There is certainly something of a fan crisis going on at the moment as well (look at the decline of the German GP, particularly with a dominant German team). I really don't think it is fair to belittle fans that want to see close racing and an exciting championship. I don't see what is wrong with that?mrluke wrote:What upsets the fans more than anything else in F1 is dominance.
Dominance is interesting, because it can both be exhilarating or off-putting. Take Usain Bolt - everyone loves him, but he turns the races into a farce. Still he has a charisma and style that outstrip all of that, and nobody cares, they just want to see him run.
I have never found an F1 driver to be so endearing, they are naturally disposed to being boring. So when dominance appears in F1, it requires two similarly skilled drivers to make it interesting.
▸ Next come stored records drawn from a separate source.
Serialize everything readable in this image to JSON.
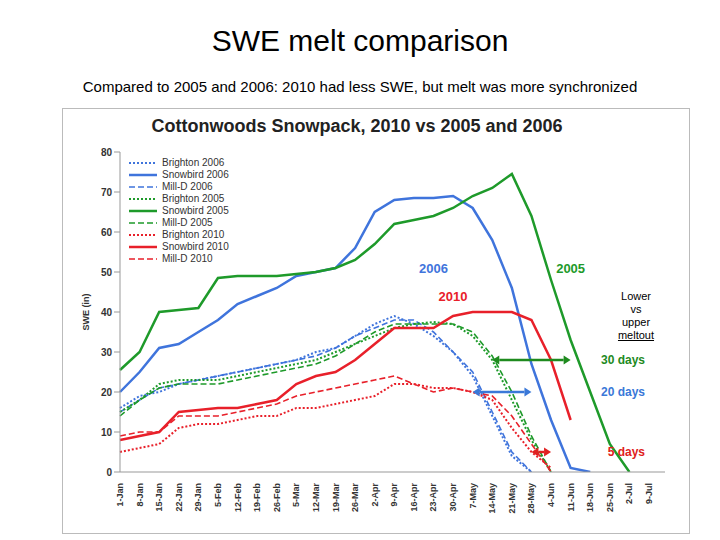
{
  "slide": {
    "title": "SWE melt comparison",
    "subtitle": "Compared to 2005 and 2006:  2010 had less SWE, but melt was more synchronized"
  },
  "chart_data": {
    "type": "line",
    "title": "Cottonwoods Snowpack, 2010 vs 2005 and 2006",
    "y_label": "SWE (in)",
    "categories": [
      "1-Jan",
      "8-Jan",
      "15-Jan",
      "22-Jan",
      "29-Jan",
      "5-Feb",
      "12-Feb",
      "19-Feb",
      "26-Feb",
      "5-Mar",
      "12-Mar",
      "19-Mar",
      "26-Mar",
      "2-Apr",
      "9-Apr",
      "16-Apr",
      "23-Apr",
      "30-Apr",
      "7-May",
      "14-May",
      "21-May",
      "28-May",
      "4-Jun",
      "11-Jun",
      "18-Jun",
      "25-Jun",
      "2-Jul",
      "9-Jul"
    ],
    "ylim": [
      0,
      80
    ],
    "yticks": [
      0,
      10,
      20,
      30,
      40,
      50,
      60,
      70,
      80
    ],
    "grid": false,
    "legend": "top-left",
    "series": [
      {
        "name": "Brighton 2006",
        "color": "#3f74dc",
        "line_style": "dotted",
        "values": [
          16,
          19,
          20,
          22,
          23,
          24,
          25,
          26,
          27,
          28,
          30,
          31,
          34,
          37,
          39,
          37,
          34,
          30,
          24,
          14,
          4,
          0,
          null,
          null,
          null,
          null,
          null,
          null
        ]
      },
      {
        "name": "Snowbird 2006",
        "color": "#3f74dc",
        "line_style": "solid",
        "values": [
          20,
          25,
          31,
          32,
          35,
          38,
          42,
          44,
          46,
          49,
          50,
          51,
          56,
          65,
          68,
          68.5,
          68.5,
          69,
          66,
          58,
          46,
          27,
          13,
          1,
          0,
          null,
          null,
          null
        ]
      },
      {
        "name": "Mill-D 2006",
        "color": "#3f74dc",
        "line_style": "dashed",
        "values": [
          15,
          18,
          21,
          22,
          23,
          24,
          25,
          26,
          27,
          28,
          29,
          31,
          34,
          36,
          38,
          38,
          35,
          30,
          25,
          15,
          5,
          0,
          null,
          null,
          null,
          null,
          null,
          null
        ]
      },
      {
        "name": "Brighton 2005",
        "color": "#1e9a2a",
        "line_style": "dotted",
        "values": [
          15,
          18,
          22,
          23,
          23,
          23,
          24,
          25,
          26,
          27,
          28,
          30,
          32,
          34,
          36,
          37,
          37.5,
          37,
          34,
          28,
          18,
          8,
          0,
          null,
          null,
          null,
          null,
          null
        ]
      },
      {
        "name": "Snowbird 2005",
        "color": "#1e9a2a",
        "line_style": "solid",
        "values": [
          25.5,
          30,
          40,
          40.5,
          41,
          48.5,
          49,
          49,
          49,
          49.5,
          50,
          51,
          53,
          57,
          62,
          63,
          64,
          66,
          69,
          71,
          74.5,
          64,
          48,
          33,
          20,
          7,
          0,
          null
        ]
      },
      {
        "name": "Mill-D 2005",
        "color": "#1e9a2a",
        "line_style": "dashed",
        "values": [
          14,
          18,
          21,
          22,
          22,
          22,
          23,
          24,
          25,
          26,
          27,
          29,
          32,
          35,
          37,
          37,
          37,
          37,
          35,
          29,
          20,
          9,
          0,
          null,
          null,
          null,
          null,
          null
        ]
      },
      {
        "name": "Brighton 2010",
        "color": "#e8202a",
        "line_style": "dotted",
        "values": [
          5,
          6,
          7,
          11,
          12,
          12,
          13,
          14,
          14,
          16,
          16,
          17,
          18,
          19,
          22,
          22,
          21,
          21,
          20,
          18,
          11,
          5,
          1,
          null,
          null,
          null,
          null,
          null
        ]
      },
      {
        "name": "Snowbird 2010",
        "color": "#e8202a",
        "line_style": "solid",
        "values": [
          8,
          9,
          10,
          15,
          15.5,
          16,
          16,
          17,
          18,
          22,
          24,
          25,
          28,
          32,
          36,
          36,
          36,
          39,
          40,
          40,
          40,
          38,
          28,
          13,
          null,
          null,
          null,
          null
        ]
      },
      {
        "name": "Mill-D 2010",
        "color": "#e8202a",
        "line_style": "dashed",
        "values": [
          9,
          10,
          10,
          14,
          14,
          14,
          15,
          16,
          17,
          19,
          20,
          21,
          22,
          23,
          24,
          22,
          20,
          21,
          20,
          19,
          14,
          7,
          0,
          null,
          null,
          null,
          null,
          null
        ]
      }
    ],
    "labels": [
      {
        "text": "2006",
        "x": "23-Apr",
        "y": 51,
        "color": "#3f74dc"
      },
      {
        "text": "2005",
        "x": "11-Jun",
        "y": 51,
        "color": "#1e9a2a"
      },
      {
        "text": "2010",
        "x": "30-Apr",
        "y": 44,
        "color": "#e8202a"
      }
    ],
    "arrows": [
      {
        "text": "30 days",
        "from": "14-May",
        "to": "11-Jun",
        "y": 28,
        "color": "#1e8a1e"
      },
      {
        "text": "20 days",
        "from": "7-May",
        "to": "28-May",
        "y": 20,
        "color": "#3a78d8"
      },
      {
        "text": "5 days",
        "from": "28-May",
        "to": "4-Jun",
        "y": 5,
        "color": "#e02020"
      }
    ],
    "note": "Lower vs upper meltout"
  }
}
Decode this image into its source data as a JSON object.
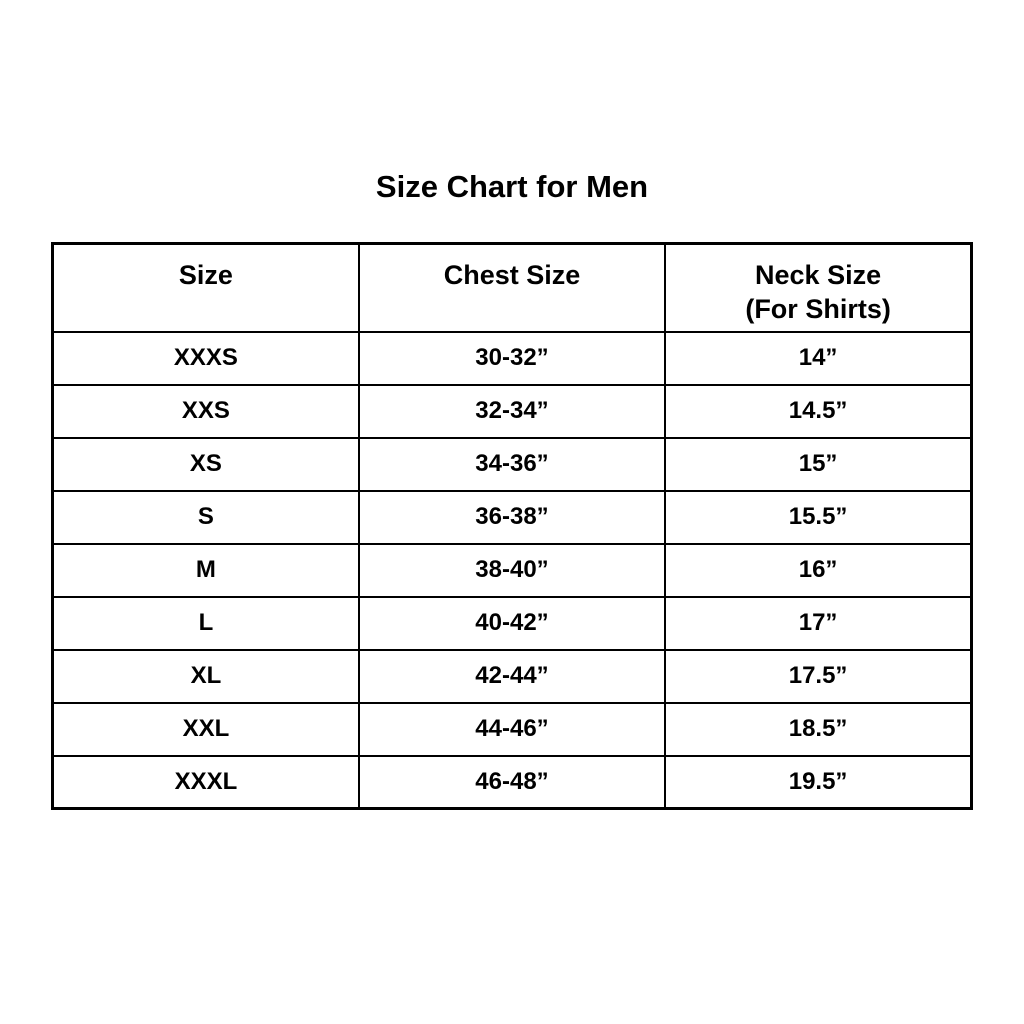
{
  "title": "Size Chart for Men",
  "colors": {
    "background": "#ffffff",
    "text": "#000000",
    "border": "#000000"
  },
  "chart_data": {
    "type": "table",
    "title": "Size Chart for Men",
    "columns": [
      {
        "label": "Size",
        "sublabel": ""
      },
      {
        "label": "Chest Size",
        "sublabel": ""
      },
      {
        "label": "Neck Size",
        "sublabel": "(For Shirts)"
      }
    ],
    "rows": [
      [
        "XXXS",
        "30-32”",
        "14”"
      ],
      [
        "XXS",
        "32-34”",
        "14.5”"
      ],
      [
        "XS",
        "34-36”",
        "15”"
      ],
      [
        "S",
        "36-38”",
        "15.5”"
      ],
      [
        "M",
        "38-40”",
        "16”"
      ],
      [
        "L",
        "40-42”",
        "17”"
      ],
      [
        "XL",
        "42-44”",
        "17.5”"
      ],
      [
        "XXL",
        "44-46”",
        "18.5”"
      ],
      [
        "XXXL",
        "46-48”",
        "19.5”"
      ]
    ]
  }
}
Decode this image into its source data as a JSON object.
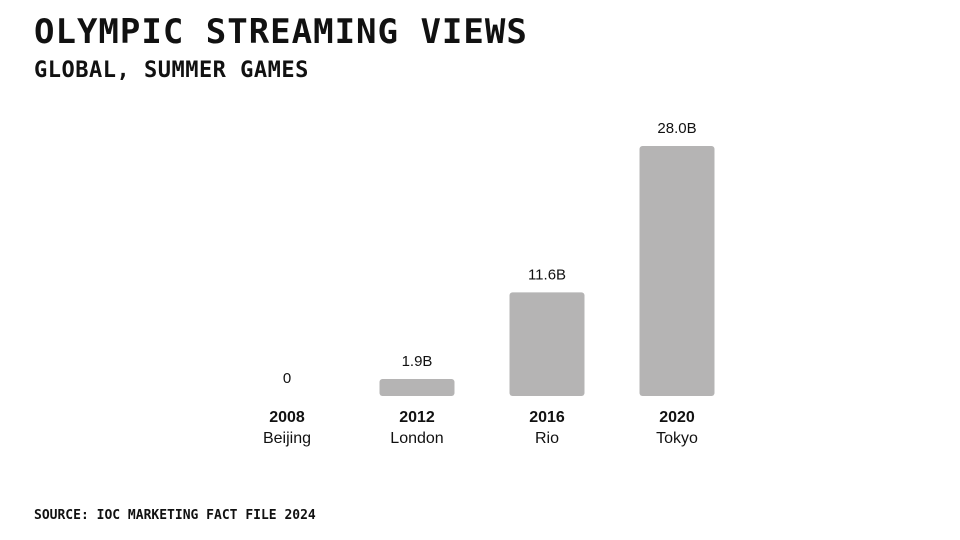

Watching Schumacher dominate Irvine or now Hamilton dominate Rosberg is no fun - you can occasionally marvel at the individual brilliance (Michael Schumacher, Spain 1996), but actually you get the most context of these guys skill when they are in battle, when they are working for their victories.
Anyway, to attempt to try to pull the ship back on course and away from the rocks of off-topic banning of unworthy punters, I do not like the concept of weight handicapped cars. I think engine performance parity is a totally different ideal, in that it still allows differentiation between the characteristics of an engine, but the way the team then exploits those characteristics is what makes winners and losers. I just think that defining what parity is for the current engines is an extremely challenging exercise in itself.